Henry Ford said: “Failure is simply the opportunity to begin again, this time more intelligently.”
Two pictures come to mind when I think of failure. One is found in John 18 that records the three times Peter denied that he even knew Jesus. The second is found in Matthew 26 which records Judas’ betrayal of Jesus with a kiss.
Abraham Lincoln said: “My great concern is not whether you have failed, but whether you are content with your failure.” The reality is, we’ve all failed, not only in the course of life, but, if we profess faith in the Risen One, we’ve all failed Him. It’s called sin, and, according to Scripture, we’ve all “been there, done that.” It’s never a question of “if we sin,” it’s only a matter of how often and how we respond.
That Peter and Judas sinned is no surprise to anyone. How they sinned is what raises the hair on the back of our necks. And, sadly, it’s not uncommon for us to say or think: “How could they? Why, I’d never…!” But if you’ll remember, that’s what each of the disciples said prior to Jesus’ execution (Matthew 26:35).
Failure can lead to despair, depression, and self-execution, either by a rope, as Judas chose, or by our continued inability to believe Christ could/would forgive us. Rather than confess our sin and receive forgiveness and the fulness of the Spirit’s indwelling, we wallow in our failure and nullify any good that Christ might have gained through us.

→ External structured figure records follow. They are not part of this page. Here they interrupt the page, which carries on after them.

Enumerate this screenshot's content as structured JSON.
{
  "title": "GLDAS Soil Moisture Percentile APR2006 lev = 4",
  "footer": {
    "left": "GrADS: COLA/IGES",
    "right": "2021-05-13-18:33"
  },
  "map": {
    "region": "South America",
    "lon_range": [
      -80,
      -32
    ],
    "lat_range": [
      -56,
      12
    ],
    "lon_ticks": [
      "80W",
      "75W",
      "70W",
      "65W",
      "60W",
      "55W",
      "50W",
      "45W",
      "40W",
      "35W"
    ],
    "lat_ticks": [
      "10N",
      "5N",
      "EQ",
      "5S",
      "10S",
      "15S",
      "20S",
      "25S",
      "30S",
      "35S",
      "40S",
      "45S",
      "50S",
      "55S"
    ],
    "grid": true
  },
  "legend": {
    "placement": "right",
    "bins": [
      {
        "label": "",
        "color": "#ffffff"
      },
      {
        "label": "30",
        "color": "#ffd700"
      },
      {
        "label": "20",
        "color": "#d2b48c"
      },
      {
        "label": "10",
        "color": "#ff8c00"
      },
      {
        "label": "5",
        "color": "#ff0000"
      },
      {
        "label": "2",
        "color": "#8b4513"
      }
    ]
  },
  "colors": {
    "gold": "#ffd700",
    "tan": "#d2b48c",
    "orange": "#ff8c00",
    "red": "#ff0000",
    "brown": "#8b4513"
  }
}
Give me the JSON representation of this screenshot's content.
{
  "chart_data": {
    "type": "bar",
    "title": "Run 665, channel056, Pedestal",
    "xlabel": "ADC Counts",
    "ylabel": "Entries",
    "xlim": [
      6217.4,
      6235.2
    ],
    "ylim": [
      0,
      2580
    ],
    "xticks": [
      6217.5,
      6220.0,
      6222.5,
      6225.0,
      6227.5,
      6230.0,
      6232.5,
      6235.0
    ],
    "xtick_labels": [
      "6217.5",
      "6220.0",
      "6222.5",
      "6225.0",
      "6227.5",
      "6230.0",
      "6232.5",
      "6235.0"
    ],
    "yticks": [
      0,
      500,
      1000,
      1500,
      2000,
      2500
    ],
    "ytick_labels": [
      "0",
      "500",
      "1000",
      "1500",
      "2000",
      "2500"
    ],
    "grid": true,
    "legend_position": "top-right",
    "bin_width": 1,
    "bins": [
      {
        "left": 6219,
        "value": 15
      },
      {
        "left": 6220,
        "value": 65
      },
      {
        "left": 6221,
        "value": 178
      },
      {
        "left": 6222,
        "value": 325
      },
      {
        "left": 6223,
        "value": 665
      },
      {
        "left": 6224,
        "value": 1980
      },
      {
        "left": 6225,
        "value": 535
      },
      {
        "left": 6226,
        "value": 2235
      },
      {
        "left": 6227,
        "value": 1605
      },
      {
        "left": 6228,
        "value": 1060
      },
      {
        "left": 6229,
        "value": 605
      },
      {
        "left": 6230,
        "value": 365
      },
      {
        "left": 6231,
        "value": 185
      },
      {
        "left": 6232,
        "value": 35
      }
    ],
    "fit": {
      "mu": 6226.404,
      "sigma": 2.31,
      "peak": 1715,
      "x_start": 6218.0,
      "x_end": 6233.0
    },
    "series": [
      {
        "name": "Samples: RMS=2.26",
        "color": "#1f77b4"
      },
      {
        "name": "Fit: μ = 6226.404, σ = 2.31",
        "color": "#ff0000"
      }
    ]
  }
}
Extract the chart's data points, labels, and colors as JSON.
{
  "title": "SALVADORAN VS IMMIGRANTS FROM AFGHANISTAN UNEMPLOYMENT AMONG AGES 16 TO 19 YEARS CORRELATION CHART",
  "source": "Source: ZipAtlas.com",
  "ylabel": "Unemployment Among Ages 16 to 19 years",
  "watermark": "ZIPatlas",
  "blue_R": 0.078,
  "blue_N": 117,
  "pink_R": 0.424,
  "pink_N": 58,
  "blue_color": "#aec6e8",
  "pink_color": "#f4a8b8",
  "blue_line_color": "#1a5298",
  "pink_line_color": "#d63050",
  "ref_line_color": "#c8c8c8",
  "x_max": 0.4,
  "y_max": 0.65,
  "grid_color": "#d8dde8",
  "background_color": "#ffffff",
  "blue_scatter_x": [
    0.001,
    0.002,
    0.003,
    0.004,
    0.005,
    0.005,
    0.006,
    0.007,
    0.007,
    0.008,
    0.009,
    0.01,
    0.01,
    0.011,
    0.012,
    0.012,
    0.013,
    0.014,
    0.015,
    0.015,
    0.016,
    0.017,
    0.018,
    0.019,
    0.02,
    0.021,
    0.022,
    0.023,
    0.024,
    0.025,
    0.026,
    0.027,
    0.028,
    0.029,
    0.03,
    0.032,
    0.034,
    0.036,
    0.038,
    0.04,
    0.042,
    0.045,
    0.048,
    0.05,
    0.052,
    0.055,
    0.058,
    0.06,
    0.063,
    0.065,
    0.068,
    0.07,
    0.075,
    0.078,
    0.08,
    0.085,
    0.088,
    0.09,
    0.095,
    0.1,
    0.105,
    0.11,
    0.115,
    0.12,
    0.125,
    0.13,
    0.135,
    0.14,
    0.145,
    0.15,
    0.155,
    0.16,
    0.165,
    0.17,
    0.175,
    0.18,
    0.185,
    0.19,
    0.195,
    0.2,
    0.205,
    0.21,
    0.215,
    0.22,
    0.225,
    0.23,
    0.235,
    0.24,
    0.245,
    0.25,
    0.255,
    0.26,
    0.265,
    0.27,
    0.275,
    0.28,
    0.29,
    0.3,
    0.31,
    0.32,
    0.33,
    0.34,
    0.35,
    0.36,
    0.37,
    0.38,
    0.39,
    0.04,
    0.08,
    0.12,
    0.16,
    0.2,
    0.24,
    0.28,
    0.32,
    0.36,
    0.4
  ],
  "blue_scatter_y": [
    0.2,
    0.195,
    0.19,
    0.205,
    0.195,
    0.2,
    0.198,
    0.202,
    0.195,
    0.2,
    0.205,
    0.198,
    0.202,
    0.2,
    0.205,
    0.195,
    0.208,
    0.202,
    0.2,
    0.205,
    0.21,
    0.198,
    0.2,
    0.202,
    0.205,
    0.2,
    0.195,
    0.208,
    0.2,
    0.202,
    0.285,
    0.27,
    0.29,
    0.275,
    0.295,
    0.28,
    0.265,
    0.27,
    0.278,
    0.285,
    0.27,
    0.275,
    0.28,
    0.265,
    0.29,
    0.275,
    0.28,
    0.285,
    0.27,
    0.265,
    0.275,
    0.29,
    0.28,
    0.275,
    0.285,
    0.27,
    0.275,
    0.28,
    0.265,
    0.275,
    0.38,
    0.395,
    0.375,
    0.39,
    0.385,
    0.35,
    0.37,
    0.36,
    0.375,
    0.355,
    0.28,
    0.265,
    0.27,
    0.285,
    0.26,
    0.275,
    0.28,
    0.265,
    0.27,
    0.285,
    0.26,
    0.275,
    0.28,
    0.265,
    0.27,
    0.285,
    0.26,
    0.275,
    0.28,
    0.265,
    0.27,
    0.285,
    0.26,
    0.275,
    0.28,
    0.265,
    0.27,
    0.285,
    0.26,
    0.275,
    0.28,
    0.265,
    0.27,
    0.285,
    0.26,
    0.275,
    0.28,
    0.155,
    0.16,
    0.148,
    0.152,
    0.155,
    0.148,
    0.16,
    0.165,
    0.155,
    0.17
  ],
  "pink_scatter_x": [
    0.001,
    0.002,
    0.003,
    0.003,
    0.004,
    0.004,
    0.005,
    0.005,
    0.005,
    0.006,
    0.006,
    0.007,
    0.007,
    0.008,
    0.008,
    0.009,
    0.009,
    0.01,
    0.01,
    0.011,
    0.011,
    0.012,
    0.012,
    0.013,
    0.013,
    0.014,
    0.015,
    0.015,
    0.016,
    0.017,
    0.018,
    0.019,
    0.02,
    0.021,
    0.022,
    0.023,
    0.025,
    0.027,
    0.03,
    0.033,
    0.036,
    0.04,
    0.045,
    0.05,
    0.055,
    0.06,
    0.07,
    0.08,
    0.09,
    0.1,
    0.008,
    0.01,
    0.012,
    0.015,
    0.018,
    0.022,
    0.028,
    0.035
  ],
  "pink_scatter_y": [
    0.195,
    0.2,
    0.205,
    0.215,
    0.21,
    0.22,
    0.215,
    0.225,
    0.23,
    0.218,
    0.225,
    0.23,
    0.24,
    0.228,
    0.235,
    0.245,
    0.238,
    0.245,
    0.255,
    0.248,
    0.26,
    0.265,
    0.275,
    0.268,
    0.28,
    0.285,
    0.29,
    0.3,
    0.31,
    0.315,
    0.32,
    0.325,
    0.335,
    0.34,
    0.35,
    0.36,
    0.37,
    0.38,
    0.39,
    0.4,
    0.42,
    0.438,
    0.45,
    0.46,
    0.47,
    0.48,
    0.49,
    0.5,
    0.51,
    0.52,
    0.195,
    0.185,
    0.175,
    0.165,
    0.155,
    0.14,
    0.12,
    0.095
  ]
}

Einstein said: “Success is failure in progress.” Whatever measure of sensitivity to the Lord’s leading we have will largely depend on how quickly and truthfully, we confess our failure and turn from it. If our confession of sin simply seeks to put a Band-Aid on the cancer of our addiction to sin, not much is going to change in our life.
It’s not until, like Peter, we go out and weep bitterly, not because we were “caught” in our sin, but because we realize the deep, deep debt of gratitude we owe the Lord for giving us another opportunity to get it right. It’s no accident that Peter became the preeminent leader of the early church. It wasn’t his greatness as a man or even as a leader, it was his willingness to repent and turn from his failure, relying solely on the fullness only Jesus could provide.

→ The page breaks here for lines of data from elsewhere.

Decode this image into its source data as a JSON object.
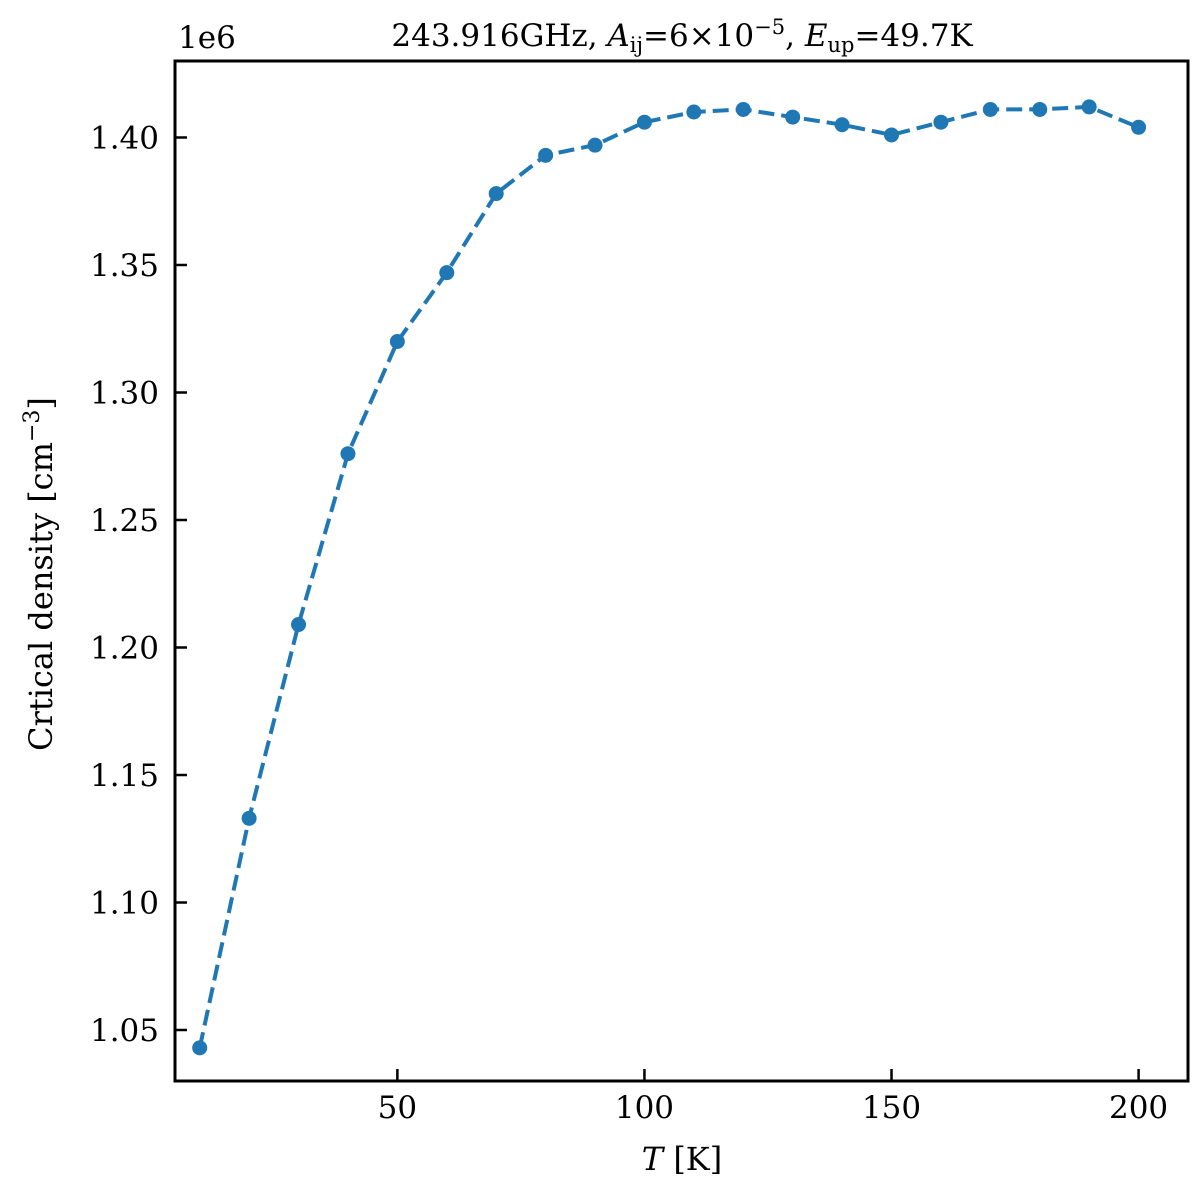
{
  "chart_data": {
    "type": "line",
    "title": {
      "freq": "243.916GHz, ",
      "a_sym": "A",
      "a_sub": "ij",
      "a_val": "=6×10",
      "a_exp": "−5",
      "sep": ", ",
      "e_sym": "E",
      "e_sub": "up",
      "e_val": "=49.7K"
    },
    "xlabel": {
      "var": "T",
      "unit": " [K]"
    },
    "ylabel": {
      "text": "Crtical density [cm",
      "exp": "−3",
      "close": "]"
    },
    "y_offset_text": "1e6",
    "xlim": [
      5,
      210
    ],
    "ylim": [
      1.03,
      1.43
    ],
    "xticks": [
      50,
      100,
      150,
      200
    ],
    "xtick_labels": [
      "50",
      "100",
      "150",
      "200"
    ],
    "yticks": [
      1.05,
      1.1,
      1.15,
      1.2,
      1.25,
      1.3,
      1.35,
      1.4
    ],
    "ytick_labels": [
      "1.05",
      "1.10",
      "1.15",
      "1.20",
      "1.25",
      "1.30",
      "1.35",
      "1.40"
    ],
    "series": [
      {
        "x": [
          10,
          20,
          30,
          40,
          50,
          60,
          70,
          80,
          90,
          100,
          110,
          120,
          130,
          140,
          150,
          160,
          170,
          180,
          190,
          200
        ],
        "y": [
          1.043,
          1.133,
          1.209,
          1.276,
          1.32,
          1.347,
          1.378,
          1.393,
          1.397,
          1.406,
          1.41,
          1.411,
          1.408,
          1.405,
          1.401,
          1.406,
          1.411,
          1.411,
          1.412,
          1.404
        ],
        "color": "#1f77b4",
        "linestyle": "dashed",
        "marker": "circle"
      }
    ],
    "grid": false
  }
}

How about you? Like Judas, will you give Satan the upper hand and allow him to rob you of your “life?” Hopefully, you won’t literally take your life, but if you’re not intentional in pursuing forgiveness and fullness in Christ, you run the risk of becoming simply another religious robot, going through the motions of religiosity. Your concern will focus more on how others view you than how Jesus views the people in your spheres of influence who are lost, heading for a Christless eternity.
Choose, rather, to respond like Peter, seeking Christ, not only for forgiveness, which is vital, but allowing Him to make you more effective for Him than you ever dared dream you could be. You and I are only as effective as our willingness to confess our sin and believe in His limitless Lordship to fill, empower, and enable us to overcome our sin, doubt, and fear, and move forward in the power and anointing of His Holy Presence with us.
Failure or fullness? Which will you choose? Remembering, it’s a choice we are continually making.